A week after deadly attacks in the Ethiopian border region of Gambela, state forces have entered neighboring South Sudan in an attempt to surround the attackers and rescue more than 100 kidnapped children.
Parents in Gambela are still waiting for news of their children after more than 100 boys and girls in the western province disappeared last week. They were kidnapped by militias who had crossed into Ethiopia from neighboring South Sudan. Armed men attacked more than a dozen villages on Friday, April 15. They massacred cattle herds and killed more than 200 people before leaving with around 2000 cattle – and the children.
Scepticism over speedy rescue
The attackers’ identity remains unclear. The Ethiopian government has blamed armed militias from the Murle ethnic group, based mainly in the eastern Jonglei region of South Sudan, for the attacks. The Ethiopian government sent troops across the border into South Sudan in pursuit of the assailants, then claiming its soldiers had surrounded the area where the children were being held. A government spokesperson told state television that the kidnapped children would soon be freed.
But many Ethiopians are sceptical. “The government is incapable of protecting its citizens,” an Ethiopian Facebook user commented on DW’s page. “The government ordered the people in Gambela to disarm – soon afterwards we suffered this tragedy,” another Ethiopian added.
What is behind the violence?
Ethiopia and South Sudan share a long, porous border. Cattle raids are not uncommon in the region, but this latest attack was unusually violent. “If you look at the number of people who were killed in the attack, and the number of children abducted, it is unprecedented,” says Hallelujah Lulie, an analyst at the Institute for Security Studies (ISS) in Addis Ababa. The attackers’ motive is still unclear. “In the past, cattle raids had nothing to do with politics, it was mostly a cultural thing. But there has been a criminalization of these activities because of the involvement of some business people in the cattle raiding,” Lulie told DW.
Meanwhile South Sudan is struggling with civil war. Since December 2013, the world’s newest country has been embroiled in a power struggle between supporters of President Salva Kiir, who belongs to the Dinka ethnic group, and his long term rival Riek Machar, a member of the Nuer tribe. Since the conflict started, more than 50,000 people have been killed and more than 2.5 million displaced from their homes. The chaos also contributes to attacks in the border region, says Lulie. “The civil war has increased the movement and distribution of small arms and light weapons in the area,” he told DW. Lawlessness on the South Sudanese side of the border has also increased, he said.

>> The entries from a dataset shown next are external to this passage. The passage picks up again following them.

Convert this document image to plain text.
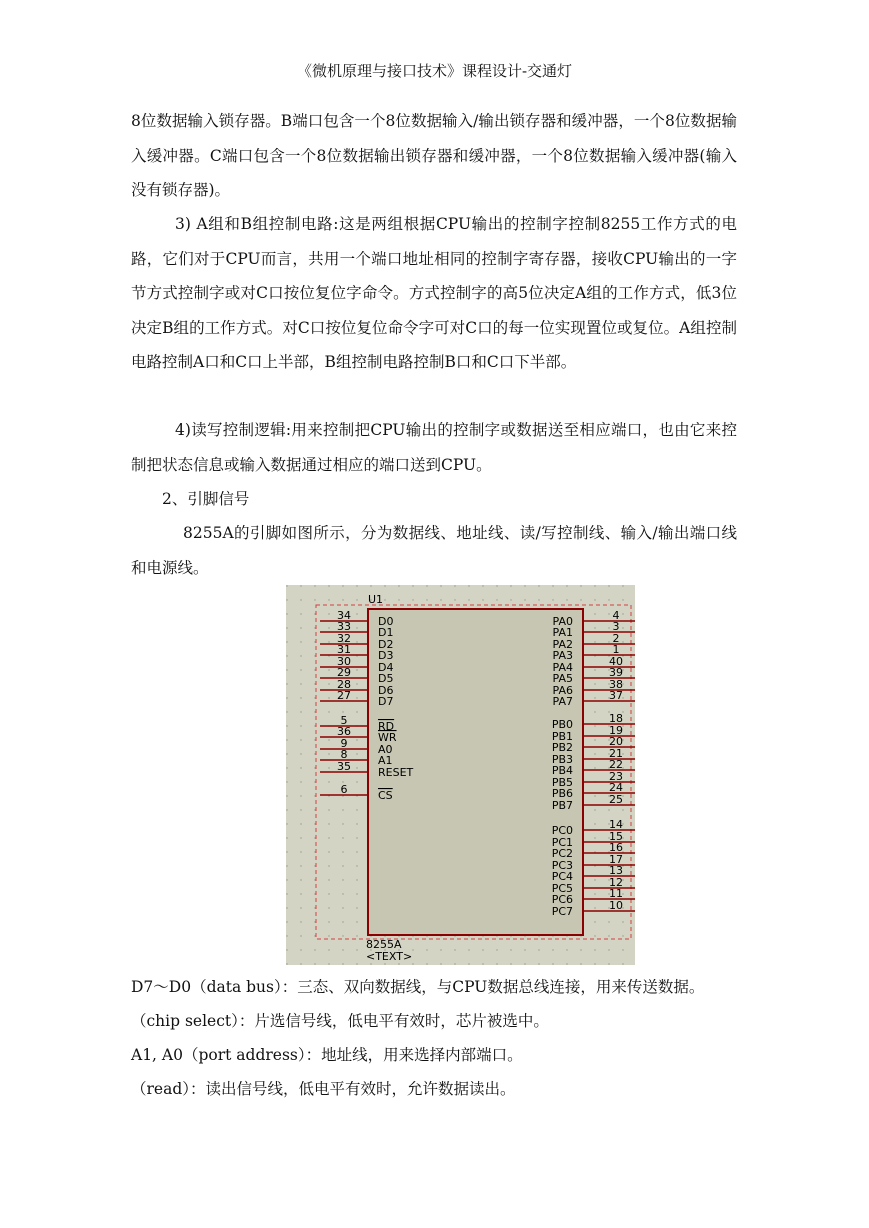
《微机原理与接口技术》课程设计-交通灯

8位数据输入锁存器。B端口包含一个8位数据输入/输出锁存器和缓冲器，一个8位数据输入缓冲器。C端口包含一个8位数据输出锁存器和缓冲器，一个8位数据输入缓冲器(输入没有锁存器)。

3) A组和B组控制电路:这是两组根据CPU输出的控制字控制8255工作方式的电路，它们对于CPU而言，共用一个端口地址相同的控制字寄存器，接收CPU输出的一字节方式控制字或对C口按位复位字命令。方式控制字的高5位决定A组的工作方式，低3位决定B组的工作方式。对C口按位复位命令字可对C口的每一位实现置位或复位。A组控制电路控制A口和C口上半部，B组控制电路控制B口和C口下半部。

4)读写控制逻辑:用来控制把CPU输出的控制字或数据送至相应端口，也由它来控制把状态信息或输入数据通过相应的端口送到CPU。

2、引脚信号

8255A的引脚如图所示，分为数据线、地址线、读/写控制线、输入/输出端口线和电源线。

U1
8255A
<TEXT>
34 D0
33 D1
32 D2
31 D3
30 D4
29 D5
28 D6
27 D7
5	RD
36 WR
9	A0
8	A1
35 RESET
6	CS
4
PA0	3
PA1	2
PA2	1
PA3	40
PA4	39
PA5	38
PA6	37
PA7
18
PB0	19
PB1	20
PB2	21
PB3	22
PB4	23
PB5	24
PB6	25
PB7
14
PC0	15
PC1	16
PC2	17
PC3	13
PC4	12
PC5	11
PC6	10
PC7

D7～D0（data bus）：三态、双向数据线，与CPU数据总线连接，用来传送数据。

（chip select）：片选信号线，低电平有效时，芯片被选中。

A1, A0（port address）：地址线，用来选择内部端口。

（read）：读出信号线，低电平有效时，允许数据读出。
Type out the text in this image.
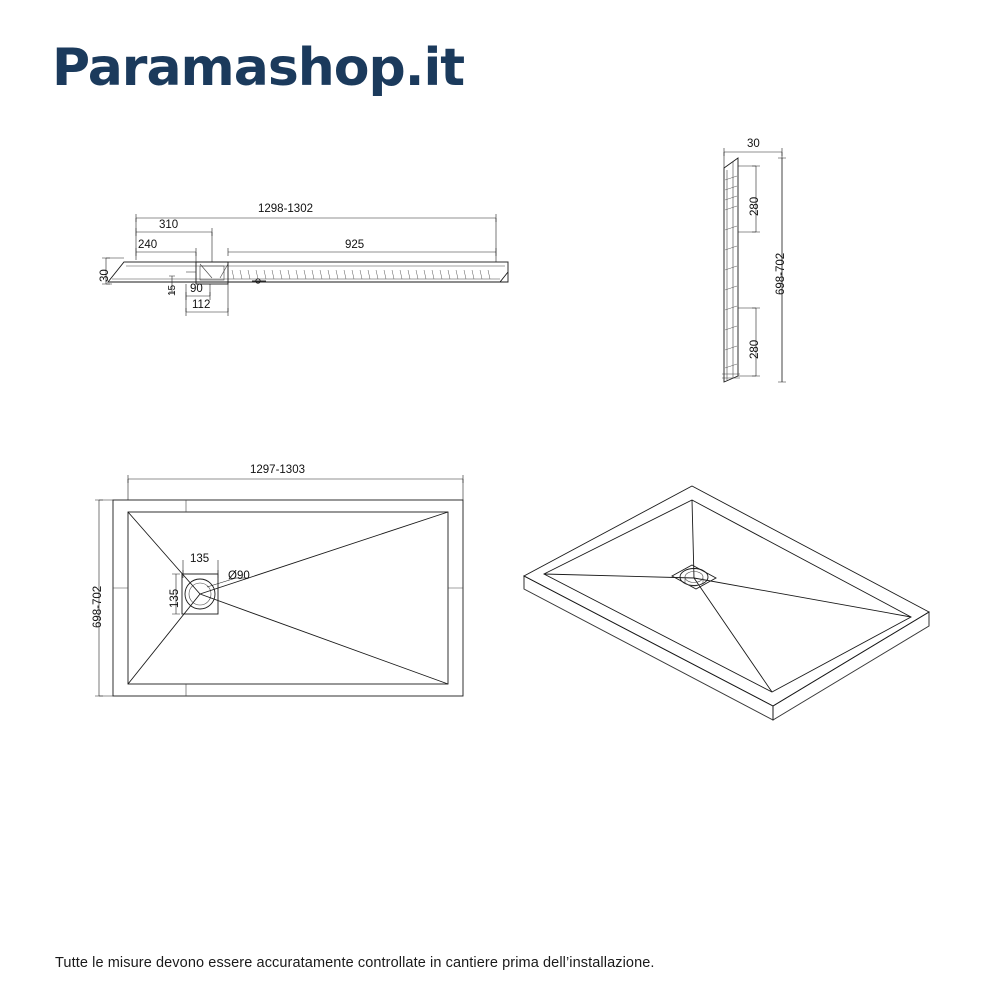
Paramashop.it
1298-1302
310
240	925
30
15 90
112
30
280
280
698-702
1297-1303
698-702
135
135
Ø90
Tutte le misure devono essere accuratamente controllate in cantiere prima dell’installazione.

Until now, Ethiopia has been a strong player in the peace negotiations between Kiir and Machar – a role it sees as a chance to gain regional and international influence. But South Sudan’s ceasefire agreement is extremely fragile. Machar is currently residing in Ethiopia. This week marked the third delay to his return to South Sudan’s capital, Juba, a key part of the peace agreement.
A contagious war?
Fears are growing in Ethiopia that the violence and instability in South Sudan could spill across the border. Hundreds of thousands of South Sudanese, mainly Nuer, have already fled to Gambela in an attempt to escape the conflict. As more refugees arrive from South Sudan, the Ethiopian government is concerned that regional conflict could intensify. Various ethnic groups, particularly Ethiopian Nuer and Anuak, already vie for power and influence in the region.
Before the war broke out in South Sudan, both countries worked together to curb violence along the border. Their two governments now say they will cooperate in dealing with the latest attacks and freeing the kidnapped children.
The Ethiopian government says it asked its South Sudanese counterpart for permission a week ago to cross the border in pursuit of the attackers. Preparations are already underway for a joint rescue mission, South Sudan’s foreign minister Peter Bashir Gbandi told the Sudan Tribune newspaper. Gbandi added that the head of the South Sudanese Army would travel to the Ethiopian capital Addis Ababa as soon as possible in order to coordinate with Ethiopian authorities.
But news agency AP quotes Gbandi as saying he did not want Ethiopian troops to go deeper into South Sudan.
It is still unclear how many soldiers have been deployed and how heavily they are armed. Many parents in Gambela have taken to the streets calling for a quick response from the Ethiopian government. Their children have already been gone for too long – they are believed to be somewhere in the South Sudanese jungle.